Para legislator berharap dukungan bipartisan dapat membantu inisiatif ini bertahan dalam dinamika politik Washington yang sering terbelah. Menurut mereka, keberlanjutan adalah isu lintas generasi dan lintas partai yang dapat menyatukan kepentingan lingkungan, ekonomi, dan sosial. Beberapa organisasi akar rumput dan komunitas lingkungan telah menyatakan dukungan terhadap pembentukan kaukus ini, dengan harapan bahwa kebijakan nyata akan segera menyusul.
Kampanye ini juga mencerminkan perubahan prioritas dalam politik lingkungan AS. Jika sebelumnya fokus lebih banyak pada energi dan transportasi, kini perhatian mulai bergeser ke sektor konsumsi dan gaya hidup. Dengan mempromosikan belanja barang bekas, para legislator ingin menumbuhkan kesadaran bahwa setiap keputusan konsumen—termasuk di lemari pakaian—memiliki dampak ekologis yang nyata.

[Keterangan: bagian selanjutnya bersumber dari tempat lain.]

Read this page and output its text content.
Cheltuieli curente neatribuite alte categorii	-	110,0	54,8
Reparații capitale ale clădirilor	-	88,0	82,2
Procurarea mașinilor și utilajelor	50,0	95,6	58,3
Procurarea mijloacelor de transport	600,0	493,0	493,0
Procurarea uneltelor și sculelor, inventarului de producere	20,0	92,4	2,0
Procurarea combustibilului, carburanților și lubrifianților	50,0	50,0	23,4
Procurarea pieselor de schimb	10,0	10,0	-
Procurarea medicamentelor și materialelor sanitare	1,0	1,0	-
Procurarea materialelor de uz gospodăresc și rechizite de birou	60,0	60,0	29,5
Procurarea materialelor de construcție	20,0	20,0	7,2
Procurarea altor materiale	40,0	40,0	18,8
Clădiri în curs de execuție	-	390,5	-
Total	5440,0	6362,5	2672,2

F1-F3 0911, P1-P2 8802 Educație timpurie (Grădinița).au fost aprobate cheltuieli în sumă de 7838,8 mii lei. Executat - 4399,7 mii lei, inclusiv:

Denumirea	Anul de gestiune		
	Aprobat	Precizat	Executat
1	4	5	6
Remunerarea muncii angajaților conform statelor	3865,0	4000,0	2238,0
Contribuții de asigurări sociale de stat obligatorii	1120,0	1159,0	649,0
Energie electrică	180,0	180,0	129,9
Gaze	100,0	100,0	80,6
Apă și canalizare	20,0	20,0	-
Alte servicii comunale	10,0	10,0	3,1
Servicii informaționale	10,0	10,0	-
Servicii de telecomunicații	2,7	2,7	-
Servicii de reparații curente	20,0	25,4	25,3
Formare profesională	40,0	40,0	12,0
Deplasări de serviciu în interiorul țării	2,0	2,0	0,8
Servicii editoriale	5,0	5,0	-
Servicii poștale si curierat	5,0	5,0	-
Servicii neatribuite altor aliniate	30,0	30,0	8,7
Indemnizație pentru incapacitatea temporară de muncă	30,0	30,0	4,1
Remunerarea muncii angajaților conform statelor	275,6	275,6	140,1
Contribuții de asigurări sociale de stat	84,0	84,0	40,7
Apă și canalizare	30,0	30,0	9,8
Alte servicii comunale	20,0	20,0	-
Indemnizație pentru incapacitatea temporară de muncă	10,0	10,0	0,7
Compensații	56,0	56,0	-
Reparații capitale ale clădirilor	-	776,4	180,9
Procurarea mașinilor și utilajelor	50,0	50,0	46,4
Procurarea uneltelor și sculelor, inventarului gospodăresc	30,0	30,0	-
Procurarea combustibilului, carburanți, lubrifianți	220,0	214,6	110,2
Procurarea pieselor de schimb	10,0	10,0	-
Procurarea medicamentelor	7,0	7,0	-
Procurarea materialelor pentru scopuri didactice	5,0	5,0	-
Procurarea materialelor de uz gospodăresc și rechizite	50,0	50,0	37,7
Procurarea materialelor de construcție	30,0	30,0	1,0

Apakah perubahan kebijakan ini akan cukup untuk membendung arus fast fashion global masih menjadi pertanyaan terbuka. Namun langkah ini menandai komitmen awal dari para pembuat kebijakan untuk lebih serius mengaitkan konsumsi pribadi dengan agenda lingkungan nasional. Jika berhasil, dorongan terhadap belanja barang bekas tidak hanya akan mengurangi limbah, tetapi juga memperkuat ekosistem ekonomi sirkular yang lebih adil, tahan lama, dan rendah emisi.